La proposition-provocation d'un journaliste de la sphère anglophone (14/12/2013, mise à jour le 15)

Benoît a eu la grâce étonnante de garder le silence quand les médias s'amourachaient du Pape François. Il n'a pas réagi - en public en tout cas - quand le monde a décidé que l'humilité et la chaleur de François offraient un contraste frappant avec lui, et quand tout le monde a insinué que, contrairement à l'adorable François, Benoît était une sorte de réactionnaire ego-maniaque, alors qu'en fait, il est le contraire.

L'auteur, Freddy Gray est rédacteur en chef au journal conservateur anglais "The Spectator".
Un bon article, à contre courant.
A une réserve près, mais elle est de taille: je ne supporte pas l'idée que parmi les raisons de ce choix, il y ait le retrait de Benoît XVI. Heureusement, il y en a d'autres, bien meilleures.
Pour moi, depuis 8 ans, Benoît XVI a été chaque année «l'homme de l'année», et il y avait à chaque fois une foule de raisons objectives qui n'avaient rien à voir avec une quelconque papomania de ma part: en toute modestie, j'ose avancer que chaque page de mon site a été une tentative de les illustrer, contre les médias dominants.

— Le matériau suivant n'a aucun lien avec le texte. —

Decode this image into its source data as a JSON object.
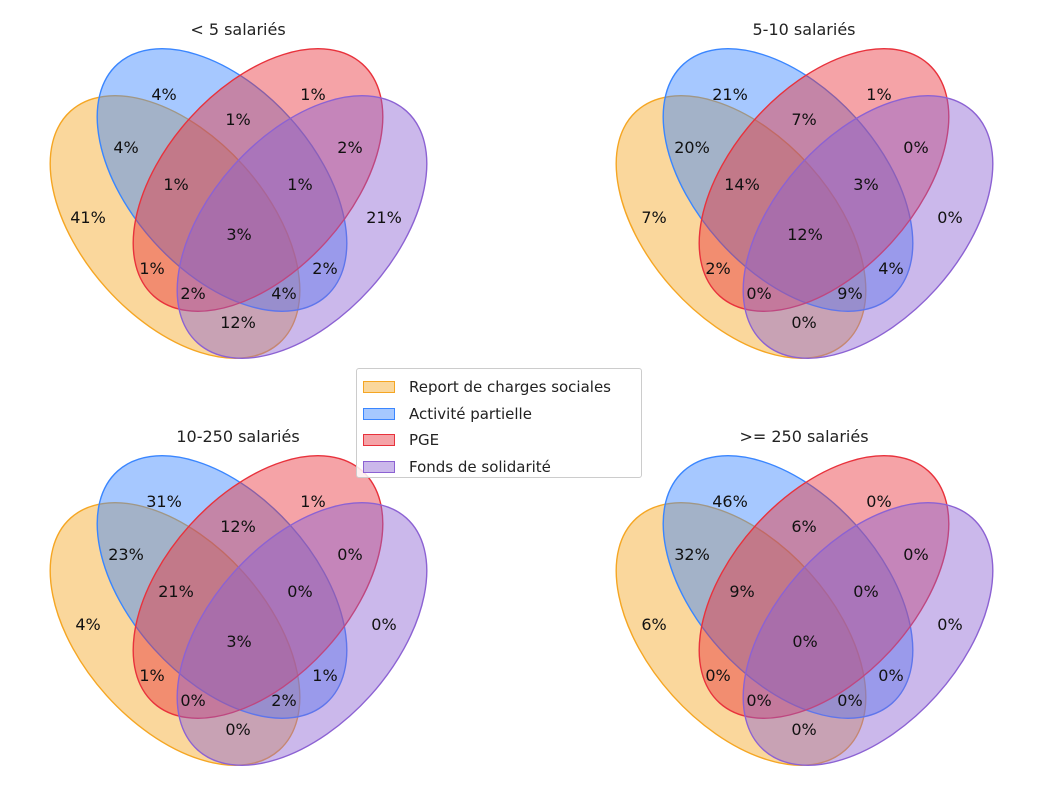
{
  "colors": {
    "report": "#f5a623",
    "activite": "#3a86ff",
    "pge": "#e8323c",
    "fonds": "#8c62d3"
  },
  "legend": [
    {
      "label": "Report de charges sociales",
      "color": "#f5a623"
    },
    {
      "label": "Activité partielle",
      "color": "#3a86ff"
    },
    {
      "label": "PGE",
      "color": "#e8323c"
    },
    {
      "label": "Fonds de solidarité",
      "color": "#8c62d3"
    }
  ],
  "panels": [
    {
      "title": "< 5 salariés",
      "regions": {
        "activite_only": "4%",
        "pge_only": "1%",
        "report_only": "41%",
        "fonds_only": "21%",
        "report_activite": "4%",
        "activite_pge": "1%",
        "pge_fonds": "2%",
        "report_activite_pge": "1%",
        "activite_pge_fonds": "1%",
        "all": "3%",
        "report_pge": "1%",
        "report_activite_pge_fonds_left": "2%",
        "activite_fonds": "2%",
        "report_activite_fonds": "4%",
        "report_fonds": "12%"
      }
    },
    {
      "title": "5-10 salariés",
      "regions": {
        "activite_only": "21%",
        "pge_only": "1%",
        "report_only": "7%",
        "fonds_only": "0%",
        "report_activite": "20%",
        "activite_pge": "7%",
        "pge_fonds": "0%",
        "report_activite_pge": "14%",
        "activite_pge_fonds": "3%",
        "all": "12%",
        "report_pge": "2%",
        "report_activite_pge_fonds_left": "0%",
        "activite_fonds": "4%",
        "report_activite_fonds": "9%",
        "report_fonds": "0%"
      }
    },
    {
      "title": "10-250 salariés",
      "regions": {
        "activite_only": "31%",
        "pge_only": "1%",
        "report_only": "4%",
        "fonds_only": "0%",
        "report_activite": "23%",
        "activite_pge": "12%",
        "pge_fonds": "0%",
        "report_activite_pge": "21%",
        "activite_pge_fonds": "0%",
        "all": "3%",
        "report_pge": "1%",
        "report_activite_pge_fonds_left": "0%",
        "activite_fonds": "1%",
        "report_activite_fonds": "2%",
        "report_fonds": "0%"
      }
    },
    {
      "title": ">= 250 salariés",
      "regions": {
        "activite_only": "46%",
        "pge_only": "0%",
        "report_only": "6%",
        "fonds_only": "0%",
        "report_activite": "32%",
        "activite_pge": "6%",
        "pge_fonds": "0%",
        "report_activite_pge": "9%",
        "activite_pge_fonds": "0%",
        "all": "0%",
        "report_pge": "0%",
        "report_activite_pge_fonds_left": "0%",
        "activite_fonds": "0%",
        "report_activite_fonds": "0%",
        "report_fonds": "0%"
      }
    }
  ]
}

Je pense tout particulièrement à 2006, avec l'extraordinaire et prophétique (pas seulement par rapport à l'Islam, ce qui arrangerait certains!) discours de Ratisbonne, qui rappelait le rapport inaliénable entre la foi et la raison, et osait souligner l'apport de la culture grecque à la foi chrétienne [voir en particulier Il y a sept ans, Ratisbonne (3) et Il y a sept ans Ratisbonne (7)]. A 2009, avec le voyage en Terre Sainte comme humble pélerin de paix, puis celui en Afrique, comme réconciliateur, évangélisateur, porteur d'espoir, quand les médias n'ont retenu que le discours (lui aussi prophétique, et pour le déformer) sur le préservatif. A 2011, avec les JMJ de Madrid, et le million de jeunes à genoux en silence sur le terrain de l'aérodrome des 4 vents dévasté par un gigantesque orage. Et à 2012, avec encore un pélerinage pour la paix, d'un grand courage, y compris physique, au Liban cette fois, alors que tout avait été fait par le Système pour le dissuader de s'y rendre, jusqu'à l'intimidation et le mensonge.
Evènements majeurs tous évacués par les médias, et même l'Eglise, redimensionnés comme simples faits divers.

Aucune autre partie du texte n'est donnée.